We believe that what
happened to Mary will happen to us. That
we too, after we die will one day, at the end of the world, be body and soul
back together in the presence of God for all eternity. We call that the resurrection of the
dead. And the belief is that at the end
of the world God will come and He will call forth once again our bodies, and He
will recreate us and reshape us. The
body that is now—we won’t get this one back again—but we will get this body in
a perfected nature.
It’s kind of like, if you
want a symbol of it, the caterpillar that goes into the cocoon that comes out
as a butterfly. Obviously it’s the same
stuff in the body but it’s developed and it’s perfected, and it’s brought to
the fullness of it’s beauty as it comes forth as that
butterfly.
The same is true for
us. We are body and soul, and to be
human we always have to be body and soul.

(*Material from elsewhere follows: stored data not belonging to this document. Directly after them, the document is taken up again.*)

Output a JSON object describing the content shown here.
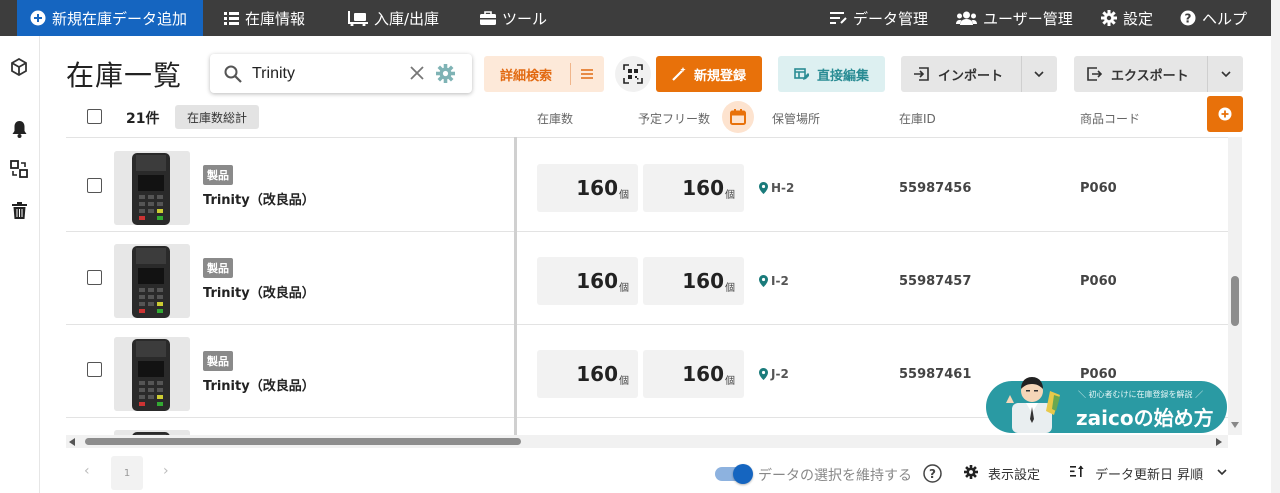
{
  "topbar": {
    "new_button": "新規在庫データ追加",
    "stock_info": "在庫情報",
    "in_out": "入庫/出庫",
    "tools": "ツール",
    "data_management": "データ管理",
    "user_management": "ユーザー管理",
    "settings": "設定",
    "help": "ヘルプ"
  },
  "page": {
    "title": "在庫一覧"
  },
  "search": {
    "value": "Trinity"
  },
  "toolbar": {
    "advanced_search": "詳細検索",
    "new_register": "新規登録",
    "direct_edit": "直接編集",
    "import": "インポート",
    "export": "エクスポート"
  },
  "list_header": {
    "count": "21件",
    "total_button": "在庫数総計",
    "col_quantity": "在庫数",
    "col_free": "予定フリー数",
    "col_location": "保管場所",
    "col_stock_id": "在庫ID",
    "col_product_code": "商品コード"
  },
  "rows": [
    {
      "category": "製品",
      "name": "Trinity（改良品）",
      "quantity": "160",
      "free": "160",
      "unit": "個",
      "location": "H-2",
      "stock_id": "55987456",
      "product_code": "P060"
    },
    {
      "category": "製品",
      "name": "Trinity（改良品）",
      "quantity": "160",
      "free": "160",
      "unit": "個",
      "location": "I-2",
      "stock_id": "55987457",
      "product_code": "P060"
    },
    {
      "category": "製品",
      "name": "Trinity（改良品）",
      "quantity": "160",
      "free": "160",
      "unit": "個",
      "location": "J-2",
      "stock_id": "55987461",
      "product_code": "P060"
    }
  ],
  "pagination": {
    "prev": "‹",
    "page": "1",
    "next": "›"
  },
  "footer": {
    "keep_selection": "データの選択を維持する",
    "display_settings": "表示設定",
    "sort": "データ更新日 昇順"
  },
  "banner": {
    "subtitle": "＼ 初心者むけに在庫登録を解説 ／",
    "title": "zaicoの始め方"
  },
  "colors": {
    "topbar": "#3d3d3d",
    "active_nav": "#1565c0",
    "accent_orange": "#e8710a",
    "teal": "#2a9aa3",
    "location_pin": "#1a7b7b"
  },
  "icons": {
    "box": "box-icon",
    "bell": "bell-icon",
    "merge": "merge-icon",
    "trash": "trash-icon",
    "qr": "qr-code-icon",
    "calendar": "calendar-icon",
    "plus": "plus-circle-icon"
  }
}
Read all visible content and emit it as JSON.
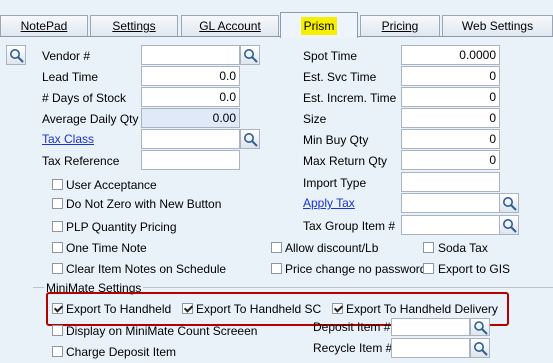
{
  "tabs": [
    {
      "label": "NotePad"
    },
    {
      "label": "Settings"
    },
    {
      "label": "GL Account"
    },
    {
      "label": "Prism"
    },
    {
      "label": "Pricing"
    },
    {
      "label": "Web Settings"
    }
  ],
  "fields_left": {
    "vendor": {
      "label": "Vendor #",
      "value": ""
    },
    "lead_time": {
      "label": "Lead Time",
      "value": "0.0"
    },
    "days_of_stock": {
      "label": "# Days of Stock",
      "value": "0.0"
    },
    "avg_daily_qty": {
      "label": "Average Daily Qty",
      "value": "0.00"
    },
    "tax_class": {
      "label": "Tax Class",
      "value": ""
    },
    "tax_reference": {
      "label": "Tax Reference",
      "value": ""
    }
  },
  "fields_right": {
    "spot_time": {
      "label": "Spot Time",
      "value": "0.0000"
    },
    "est_svc_time": {
      "label": "Est. Svc Time",
      "value": "0"
    },
    "est_increm_time": {
      "label": "Est. Increm. Time",
      "value": "0"
    },
    "size": {
      "label": "Size",
      "value": "0"
    },
    "min_buy_qty": {
      "label": "Min Buy Qty",
      "value": "0"
    },
    "max_return_qty": {
      "label": "Max Return Qty",
      "value": "0"
    },
    "import_type": {
      "label": "Import Type",
      "value": ""
    },
    "apply_tax": {
      "label": "Apply Tax",
      "value": ""
    },
    "tax_group_item": {
      "label": "Tax Group Item #",
      "value": ""
    },
    "deposit_item": {
      "label": "Deposit Item #",
      "value": ""
    },
    "recycle_item": {
      "label": "Recycle Item #",
      "value": ""
    }
  },
  "checkboxes": {
    "user_acceptance": {
      "label": "User Acceptance",
      "checked": false
    },
    "do_not_zero": {
      "label": "Do Not Zero with New Button",
      "checked": false
    },
    "plp_quantity": {
      "label": "PLP Quantity Pricing",
      "checked": false
    },
    "one_time_note": {
      "label": "One Time Note",
      "checked": false
    },
    "clear_item_notes": {
      "label": "Clear Item Notes on Schedule",
      "checked": false
    },
    "allow_discount": {
      "label": "Allow discount/Lb",
      "checked": false
    },
    "price_change": {
      "label": "Price change no password",
      "checked": false
    },
    "soda_tax": {
      "label": "Soda Tax",
      "checked": false
    },
    "export_gis": {
      "label": "Export to GIS",
      "checked": false
    }
  },
  "minimate": {
    "title": "MiniMate Settings",
    "export_handheld": {
      "label": "Export To Handheld",
      "checked": true
    },
    "export_handheld_sc": {
      "label": "Export To Handheld SC",
      "checked": true
    },
    "export_handheld_delivery": {
      "label": "Export To Handheld Delivery",
      "checked": true
    },
    "display_count": {
      "label": "Display on MiniMate Count Screeen",
      "checked": false
    },
    "charge_deposit": {
      "label": "Charge Deposit Item",
      "checked": false
    }
  },
  "colors": {
    "highlight": "#f6f000",
    "callout": "#b30000",
    "link": "#1a33cc"
  }
}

And God will redeem our bodies and make them perfect. Make them after the image of Jesus in His
resurrected body. And there is nobody
that can read the stories in the gospel and think that Jesus’ body, after He
died was the same as before. It’s
impossible. We have stories of Jesus
coming and appearing out of nowhere in a locked upper room with the
apostles. Doors and windows were all
barred and yet Jesus just materializes and is there with them. Once He has spoken to them He disappears.
There’s a story of Jesus
walking with the two disciples on the road to Emmaus. They don’t recognize Him. They receive the bread from Him and then all
of a sudden they recognize Him, but again He disappears from their sight. They run back to
How do we explain that? Well we can’t. We just take it on evidence.
The same thing is true of
Mary obviously. We celebrate throughout
the year different feasts of Mary that have to do with Mary appearing to people
here on earth. Our Lady of Guadalupe,
the feast of Our Lady of Lourdes, the feast of Our Lady of Fatima. In all of these things and places Mary
appeared in bodily form from out of nowhere, and then she disappeared back to
where she was before.
Somehow we believe that in
this resurrection of the dead that God granted to Mary and what God granted to
Jesus will also be ours. That our bodies
will be freed from pain, from aging, from all of that stuff that tends to make
them less than perfect right now. That
we may live forever in a perfected, glorified, beautified state with our
God. And we also believe, by the way, that
that’s not going to be a place up in the sky called heaven, but rather we believe
that God is going to recreate this whole world and He is going to spiritualized
and perfect it as well and that is where we will live with our God for all
eternity.
Today’s feast of the
Assumption is a promise for us of a future glory, of a future wholeness, of a
future perfection with our God if only we remain faithful to Jesus. Because after all that is
the primary reason that Mary was assumed. Luke point out over and over and over again
in his gospel that the reason Mary was so great was that she was faithful to
her Son. She is held up as the model
disciple, one who is always trying to hear God’s word, reflecting on that word
and to live that word in her life. Mary
is presented as the one who would rather suffer all kinds of pain, abuse, even her
own death than to ever offend her God.
It is because of that that Mary received the beauty of the
assumption. And it is for the same
reason that you and I will achieve our own resurrection to life if we are
faithful to Jesus and to the way of life that He has placed before us.
And so today, realizing that
we are weak, we are selfish, we are human we come here to this table and we ask
to be fed once again with Jesus Christ Himself, His body and His blood, so that
He can strengthen us so that we will be better able to be faithful to the way
of life that He has called us. God
places before us this beautiful picture of an eternity with Him in a perfected
physical and spiritual state. And all He
asks is that we do our best to be faithful.